Maybe your method finds the right answer 60% of the time, hardly a satisfying performance. But if alternative methods find the right answer 50% of the time under the same circumstances, your 60% looks great by comparison.

Related post: The law of medium numbers

4 thoughts on “Small data

  1. sherifffruitfly

    heh you don’t report it as “gets the right answer 60% of the time”. you report it as “the method results in a 20% increase in accuracy over the old method”.

    :)

  2. And when you conduct an experiment with the method, you announce the conclusion as THE CONCLUSION without saying “Of course, this result is not much better than a finger-in-the-wind estimate, but we did the best we could.”

    By the way, when I say one method gets makes the right decision 60% of the time and other method 50%, that means that on a particular set of scenarios, the methods performed that well. Method comparisons are relative to the scenarios chosen, and these choices should be carefully scrutinized to make sure they’re suitable for a fair comparison. They should be realistic scenarios for the problem domain, and not chosen to make one method look better.

  3. joshin4colours

    Great points here, particularly in light of the hype that “big data” has gotten recently. Some people likely believe that large datasets are much easier to work with, in light of the limit theorems you mention. Just keep averaging, things will converge to normal distributions and off you go doing the really “interesting” work. Meanwhile, smaller data sets force you to think about the assumptions of your data, checking for things like normality.

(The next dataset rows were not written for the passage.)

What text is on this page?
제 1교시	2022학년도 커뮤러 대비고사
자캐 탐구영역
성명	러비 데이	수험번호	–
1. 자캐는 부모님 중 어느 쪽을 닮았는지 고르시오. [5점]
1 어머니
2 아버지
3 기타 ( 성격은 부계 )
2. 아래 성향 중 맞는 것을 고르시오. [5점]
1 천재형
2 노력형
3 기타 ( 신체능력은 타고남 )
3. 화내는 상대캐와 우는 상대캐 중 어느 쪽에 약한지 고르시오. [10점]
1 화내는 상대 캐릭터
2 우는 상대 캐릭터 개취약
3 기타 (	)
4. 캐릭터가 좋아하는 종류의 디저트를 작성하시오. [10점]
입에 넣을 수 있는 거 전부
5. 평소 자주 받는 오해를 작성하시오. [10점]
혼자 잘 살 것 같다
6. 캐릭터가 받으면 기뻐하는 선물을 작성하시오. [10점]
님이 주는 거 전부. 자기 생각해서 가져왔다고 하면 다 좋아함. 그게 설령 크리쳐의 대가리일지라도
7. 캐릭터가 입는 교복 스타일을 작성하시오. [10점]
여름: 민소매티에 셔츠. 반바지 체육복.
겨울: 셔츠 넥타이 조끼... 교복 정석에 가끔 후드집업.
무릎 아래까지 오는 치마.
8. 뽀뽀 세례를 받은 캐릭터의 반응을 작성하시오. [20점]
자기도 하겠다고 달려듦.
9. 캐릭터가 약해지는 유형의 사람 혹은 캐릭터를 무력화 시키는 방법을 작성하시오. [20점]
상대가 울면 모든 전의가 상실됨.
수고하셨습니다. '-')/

    However, checking these “basic” assumptions is good for any size data, particularly if you starting making reasonable assumptions that turn out to be very, very wrong. Such as assuming the Central Limit Theorem holds, which it does not for power law distributed data. In such a case, instead of values converging to a predictable distribution, they converge to garbage, and subsequent analysis is pretty much useless.

    Lest you think this is all theoretical, many financial models, some employed by real financial professionals, make this mistake, losing much of their own and others’ money.